Three stockings carrying images of Lord Ganesha, which were selling at Amazon.com from $9.69 to $16.30, do not show up anymore.
Distinguished Hindu statesman Rajan Zed, who spearheaded the protest urging for immediate withdrawal of these objectionable products, in a statement in Nevada today, thanked Amazon.com for understanding the concerns of Hindu community which thought image of Lord Ganesha on such a product was highly insensitive.
Zed, who is President of Universal Society of Hinduism, however, pointed out that a formal apology from Amazon.com President Jeffrey P. Bezos to the upset Hindu community was still due, as this was not the first time for the company to offer such products which were deemed offensive by Hindu devotees.
Rajan Zed suggested that Amazon.com and other companies should send their senior executives for training in religious and cultural sensitivity so that they had an understanding of the feelings of customers and communities when introducing new products or launching advertising campaigns.
Zed had said that Lord Ganesha was highly revered in Hinduism and was meant to be worshipped in temples or home shrines and not to cover your feet and legs or touch with your feet and legs. Inappropriate usage of Hindu deities or symbols or concepts for commercial or other agenda was not okay as it hurt the faithful.
Hinduism was the oldest and third largest religion of the world with about 1.1 billion adherents and a rich philosophical thought and it should not be taken frivolously.
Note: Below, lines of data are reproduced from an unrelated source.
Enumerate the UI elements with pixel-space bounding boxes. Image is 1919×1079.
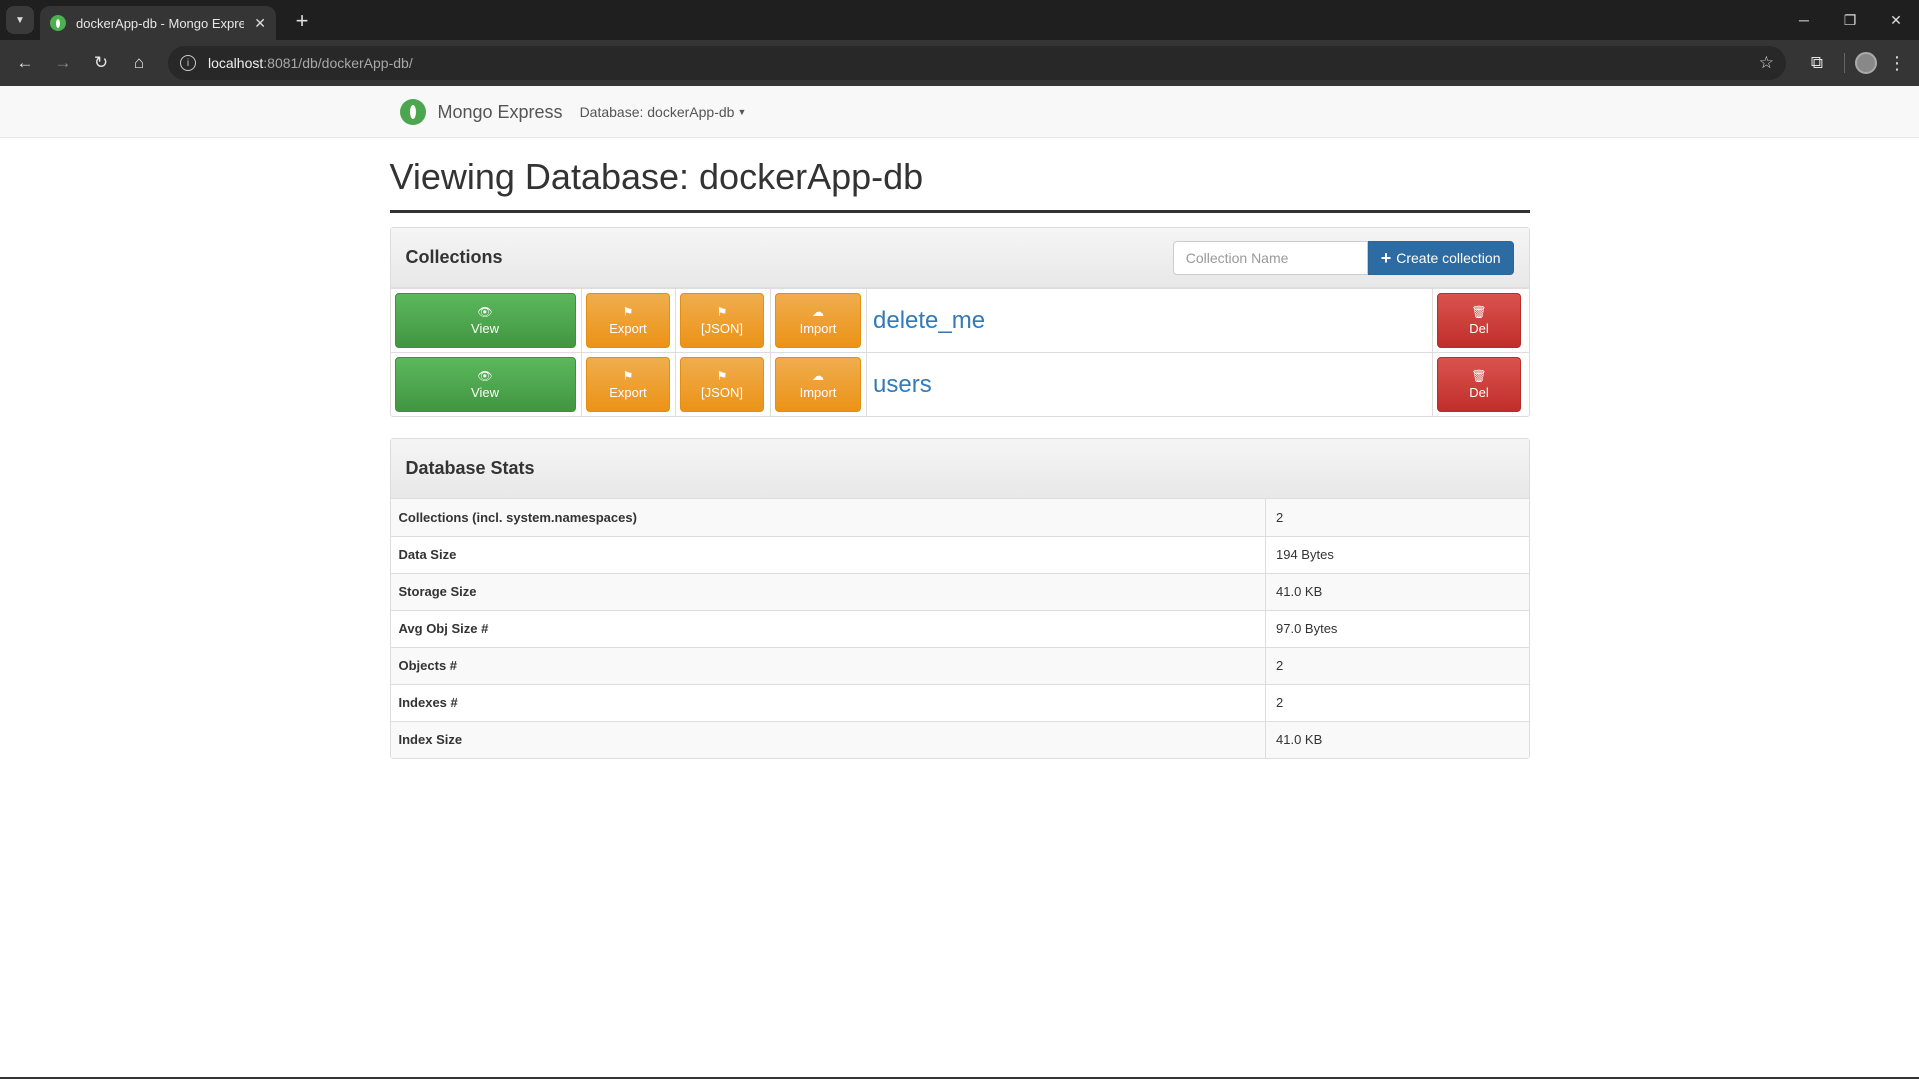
brand-link[interactable]: Mongo Express bbox=[438, 102, 563, 123]
import-button[interactable]: ☁ Import bbox=[775, 357, 861, 412]
stat-value: 97.0 Bytes bbox=[1265, 609, 1529, 647]
create-collection-button[interactable]: + Create collection bbox=[1367, 240, 1514, 275]
page-header: Viewing Database: dockerApp-db bbox=[389, 156, 1530, 213]
collection-name-input[interactable]: Collection Name bbox=[1172, 240, 1368, 275]
minimize-icon[interactable]: ─ bbox=[1781, 0, 1827, 40]
url-text[interactable]: localhost:8081/db/dockerApp-db/ bbox=[208, 55, 1759, 71]
collections-panel: Collections Collection Name + Create coll… bbox=[389, 227, 1530, 417]
stat-value: 41.0 KB bbox=[1265, 572, 1529, 610]
upload-cloud-icon: ☁ bbox=[812, 304, 824, 319]
view-button[interactable]: 👁 View bbox=[394, 293, 576, 348]
export-json-button[interactable]: ⚑ [JSON] bbox=[680, 357, 764, 412]
forward-button[interactable]: → bbox=[46, 46, 80, 80]
stat-label: Storage Size bbox=[390, 572, 1266, 610]
collection-row: 👁 View ⚑ Export ⚑ [JSON] ☁ Import users 🗑 Del bbox=[390, 352, 1529, 416]
delete-button[interactable]: 🗑 Del bbox=[1437, 293, 1521, 348]
delete-button[interactable]: 🗑 Del bbox=[1437, 357, 1521, 412]
page-title: Viewing Database: dockerApp-db bbox=[389, 156, 924, 197]
stats-row: Data Size 194 Bytes bbox=[390, 535, 1529, 573]
close-window-icon[interactable]: ✕ bbox=[1873, 0, 1919, 40]
toolbar-divider bbox=[1844, 53, 1845, 73]
export-json-button[interactable]: ⚑ [JSON] bbox=[680, 293, 764, 348]
stats-row: Storage Size 41.0 KB bbox=[390, 572, 1529, 610]
stats-table: Collections (incl. system.namespaces) 2 D… bbox=[390, 499, 1529, 758]
stat-value: 2 bbox=[1265, 683, 1529, 721]
profile-avatar[interactable] bbox=[1855, 52, 1877, 74]
site-info-icon[interactable]: i bbox=[180, 55, 196, 71]
reload-button[interactable]: ↻ bbox=[84, 46, 118, 80]
collection-row: 👁 View ⚑ Export ⚑ [JSON] ☁ Import delete_me … bbox=[390, 288, 1529, 353]
collections-table: 👁 View ⚑ Export ⚑ [JSON] ☁ Import delete_me … bbox=[390, 288, 1529, 416]
extensions-icon[interactable]: ⧉ bbox=[1800, 46, 1834, 80]
bookmark-star-icon[interactable]: ☆ bbox=[1759, 53, 1774, 73]
stat-label: Objects # bbox=[390, 646, 1266, 684]
view-button[interactable]: 👁 View bbox=[394, 357, 576, 412]
tab-title: dockerApp-db - Mongo Express bbox=[76, 15, 245, 31]
stats-row: Collections (incl. system.namespaces) 2 bbox=[390, 499, 1529, 536]
stats-row: Index Size 41.0 KB bbox=[390, 720, 1529, 758]
browser-toolbar: ← → ↻ ⌂ i localhost:8081/db/dockerApp-db… bbox=[0, 40, 1919, 86]
export-icon: ⚑ bbox=[622, 368, 634, 383]
app-navbar: Mongo Express Database: dockerApp-db ▼ bbox=[0, 86, 1919, 138]
import-button[interactable]: ☁ Import bbox=[775, 293, 861, 348]
collections-panel-heading: Collections Collection Name + Create coll… bbox=[390, 228, 1529, 288]
home-button[interactable]: ⌂ bbox=[122, 46, 156, 80]
eye-icon: 👁 bbox=[477, 368, 493, 383]
export-button[interactable]: ⚑ Export bbox=[586, 357, 670, 412]
mongo-favicon-icon bbox=[50, 15, 66, 31]
collections-title: Collections bbox=[405, 247, 503, 267]
stats-row: Avg Obj Size #97.0 Bytes bbox=[390, 609, 1529, 647]
stat-value: 2 bbox=[1265, 499, 1529, 536]
stats-title: Database Stats bbox=[405, 458, 535, 478]
stat-value: 194 Bytes bbox=[1265, 535, 1529, 573]
stat-label: Collections (incl. system.namespaces) bbox=[390, 499, 1266, 536]
new-tab-button[interactable]: + bbox=[288, 7, 316, 35]
stat-label: Indexes # bbox=[390, 683, 1266, 721]
close-tab-icon[interactable]: ✕ bbox=[254, 15, 266, 32]
caret-down-icon: ▼ bbox=[737, 107, 747, 117]
stat-value: 2 bbox=[1265, 646, 1529, 684]
export-button[interactable]: ⚑ Export bbox=[586, 293, 670, 348]
collection-link[interactable]: users bbox=[871, 371, 932, 398]
eye-icon: 👁 bbox=[477, 304, 493, 319]
main-container: Viewing Database: dockerApp-db Collectio… bbox=[389, 156, 1530, 759]
window-controls: ─ ❐ ✕ bbox=[1781, 0, 1919, 40]
address-bar[interactable]: i localhost:8081/db/dockerApp-db/ ☆ bbox=[168, 46, 1786, 80]
collection-link[interactable]: delete_me bbox=[871, 307, 985, 334]
browser-tab-bar: ▼ dockerApp-db - Mongo Express ✕ + ─ ❐ ✕ bbox=[0, 0, 1919, 40]
restore-icon[interactable]: ❐ bbox=[1827, 0, 1873, 40]
stat-label: Avg Obj Size # bbox=[390, 609, 1266, 647]
database-stats-panel: Database Stats Collections (incl. system… bbox=[389, 438, 1530, 759]
create-collection-form: Collection Name + Create collection bbox=[1172, 240, 1514, 275]
stat-label: Data Size bbox=[390, 535, 1266, 573]
toolbar-right: ⧉ ⋮ bbox=[1800, 46, 1911, 80]
export-icon: ⚑ bbox=[622, 304, 634, 319]
chevron-down-icon: ▼ bbox=[15, 14, 25, 26]
back-button[interactable]: ← bbox=[8, 46, 42, 80]
trash-icon: 🗑 bbox=[1471, 368, 1487, 383]
export-icon: ⚑ bbox=[716, 368, 728, 383]
upload-cloud-icon: ☁ bbox=[812, 368, 824, 383]
tab-search-button[interactable]: ▼ bbox=[6, 6, 34, 34]
export-icon: ⚑ bbox=[716, 304, 728, 319]
database-dropdown[interactable]: Database: dockerApp-db ▼ bbox=[580, 104, 747, 120]
browser-tab[interactable]: dockerApp-db - Mongo Express ✕ bbox=[40, 6, 276, 40]
plus-icon: + bbox=[1380, 247, 1392, 268]
stats-panel-heading: Database Stats bbox=[390, 439, 1529, 499]
stat-value: 41.0 KB bbox=[1265, 720, 1529, 758]
mongo-logo-icon[interactable] bbox=[399, 99, 426, 125]
stats-row: Indexes #2 bbox=[390, 683, 1529, 721]
trash-icon: 🗑 bbox=[1471, 304, 1487, 319]
stat-label: Index Size bbox=[390, 720, 1266, 758]
browser-menu-icon[interactable]: ⋮ bbox=[1887, 53, 1907, 74]
stats-row: Objects #2 bbox=[390, 646, 1529, 684]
Symbols of any faith, larger or smaller, should not be mishandled, Rajan Zed had indicated.
Zed had stated that such trivialization of Lord Ganesha was disturbing to the Hindus world over. Hindus were for free artistic expression and speech as much as anybody else if not more. But faith was something sacred and attempts at trivializing it hurt the followers, Zed added.
Hindus have protested and contacted Amazon.com many times in the past over what they felt was trivialization of Hindu deities on various products sold on its website and had been mostly successful in persuading the company to remove those.
In Hinduism, Lord Ganesha is worshipped as god of wisdom and remover of obstacles and is invoked before the beginning of any major undertaking. There are about three million Hindus in USA.
Amazon.com, Inc., a Fortune 500 company founded in 1994, and headquartered in Seattle, claims to offer earth’s biggest selection.